1
votes

I have a binary file of fixed length records created in MS SSIS which I need to read into SAS 9.4 64bit. Currently the file is read within a data step using this code:

data outputdata.(EOC=no
                  compress = yes 
                  keep = a b c);

length a $4.;
length b 4.;

infile "&inputfile." obs= 999999999 lrecl=308 recfm=F;

input @5    a $4.
      @9    b ib4.
      @13   c rb4.
;
...
...
...

All variables are read correctly into the output dataset except c. c is a floating point number with 2dp, minimum value 0.00 and maximum value 99.99. In case it's useful, c starts its life off as a VB.Net Single value which is converted to binary using VB.Net's BitConverter.GetBytes(Single) which returns a 4-byte array. This array is then written to the binary record.

From what I can tell from my research on the subject rb4. is the correct way to read a 4-byte floating point ('real'?) value from a binary record in SAS so presumably the issue lies in how to then format that value so that it appears correctly in the output dataset. I've tried the following:

format c rb2.2;
format c 2.2;
format c 4.;

along with variations on the values of the formats statements (e.g. format c 5.; etc). None of the formats I've tried have resulted in anything close to the correct values; most result in numbers in scientific form such as 17E9.
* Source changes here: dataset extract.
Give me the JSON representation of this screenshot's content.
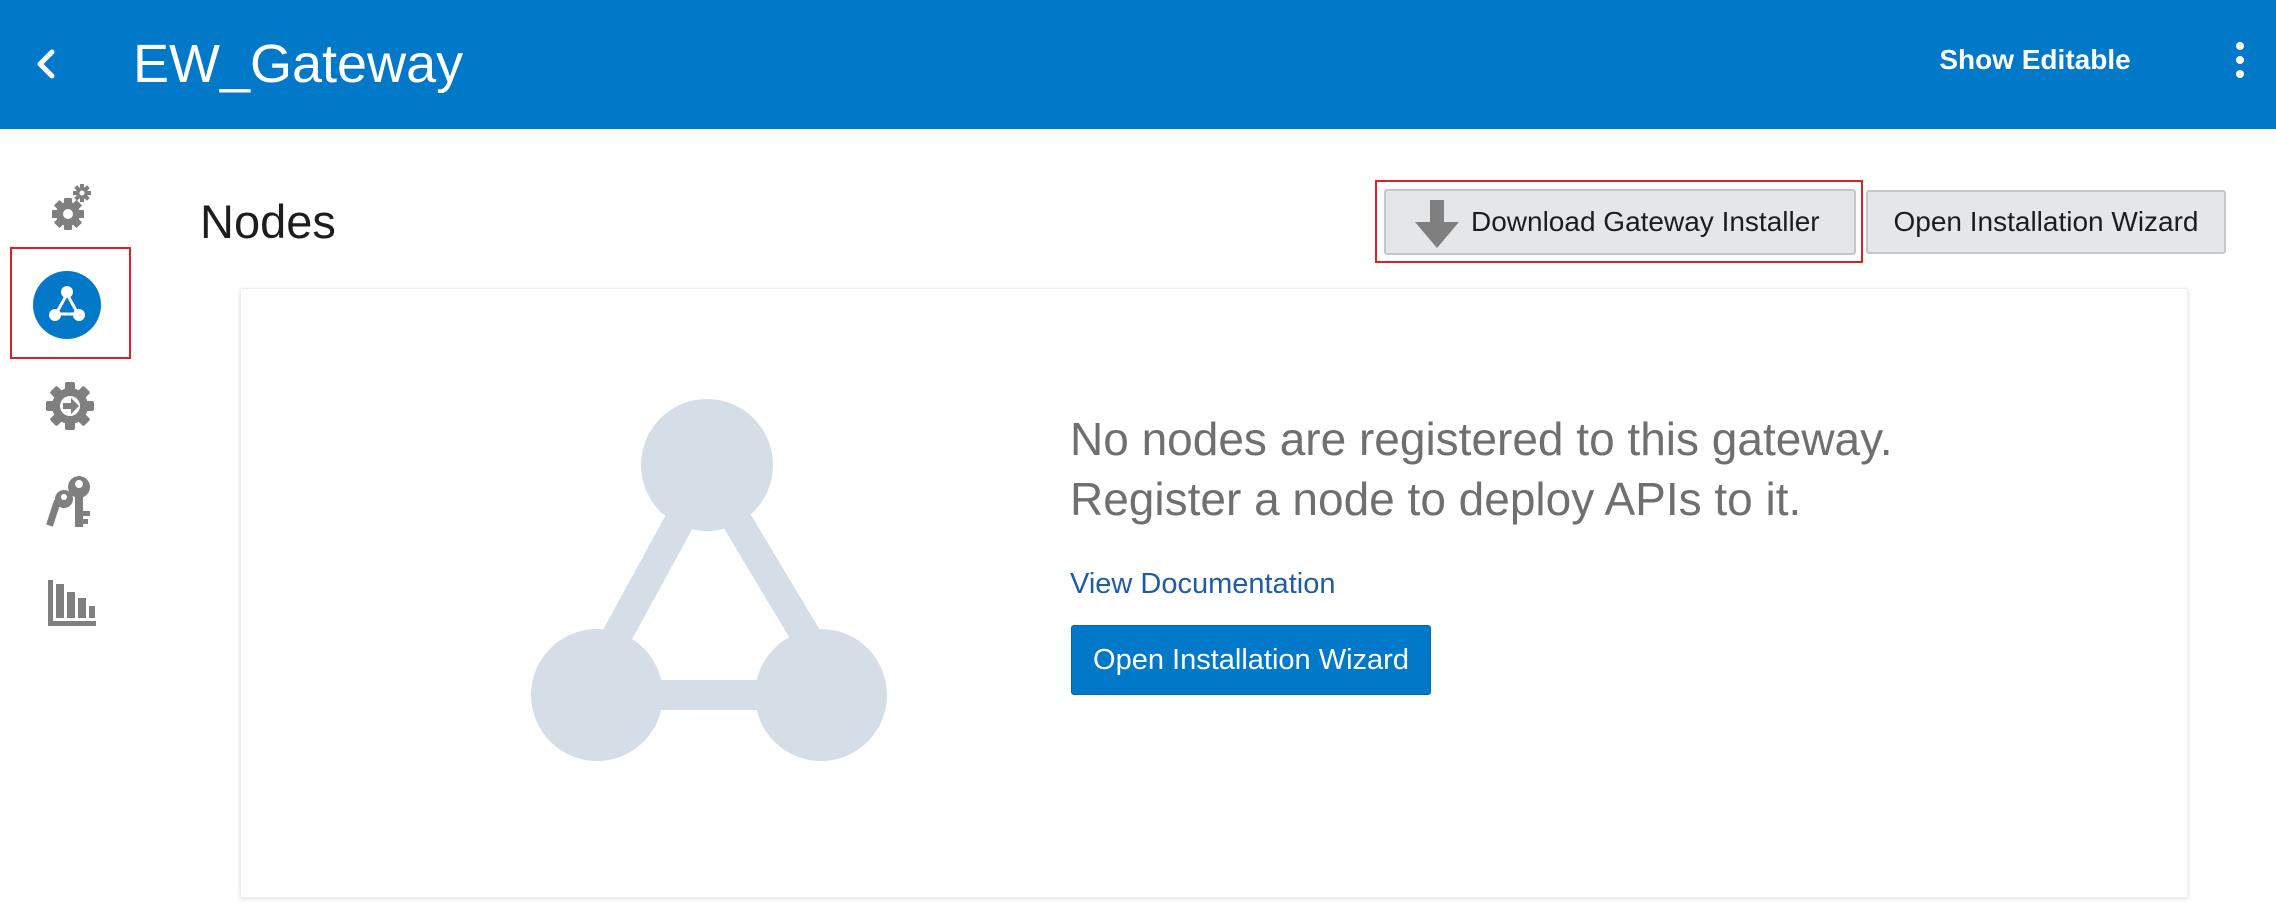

c is a new addition to the binary file and is the only 'real' variable contained within it so I don't have an example to work from. I'm new to SAS and have inherited this project so there's a good chance the issue is something fairly fundamental!

Any guidance appreciated. Thanks

1
Is this SSIS /etc. on a Windows machine? And for reference, best12. should be a perfectly fine format to use (which is the default if you don't mention a format). Your issue is input informat, not output format, likely.Joe
From a quick scan of the docs for the VB.NET function and SAS's RBw.d format, I would say that RB4. is a reasonable choice, but FLOAT4. might be better - see the note about IEEE floats here: support.sas.com/documentation/cdl/en/leforinforref/69823/HTML/…. It would also be worth checking the byte order in the source binary file - you might be reading the value with the wrong endian-ness. Try opening the file in a hex editor and converting the bytes you find with this: h-schmidt.net/FloatConverter/IEEE754.htmlChris Long
For the most useful help, you might read it in with $4 and do put c $hex4. and post a few lines, with the value you think it should be, and what $hex4shows it as. Chris might be correct about endian issues, though SSIS should be on Windows I would expect...Joe
Yes, sorry - all on Windows, so hopefully endianness shouldn't be an issue. Thanks for the pointers; will give them a try and report backSpink
Chris hit the nail on the head - I needed float4.. The values now come out perfectly (with a little tweaking via a format statement). Thanks both for your comments - I don't know if this is the done thing here but Chris if you'd like to construct a formal answer I'll mark it as correct.Spink

1 Answers

1
votes

Repeating my comment as an answer...

You should use FLOAT4. to read a value that was written by the VB.NET BitConverter.GetBytes(Single) function. The RB4. informat reads four input bytes as if they are a truncated double-precision floating-point value, but the output of the VB.NET function is a single-precision floating-point value, aka a 'float', which is not the same thing.

The note on SAS's documentation page for the FLOAT format explains:

The FLOATw.d informat is useful in operating environments where a float value is not the same as a truncated double.

On the IBM mainframe systems, a four-byte floating-point number is the same as a truncated eight-byte floating-point number. However, in operating environments that use the IEEE floating-point standard, such as the IBM PC-based operating environments and most UNIX platforms, a four-byte floating-point number is not the same as a truncated double. Therefore, the RB4. informat does not produce the same results as FLOAT4. Floating-point representations other than IEEE might have this same characteristic. Values read with FLOAT4. typically come from some other external program that is running in your operating environment.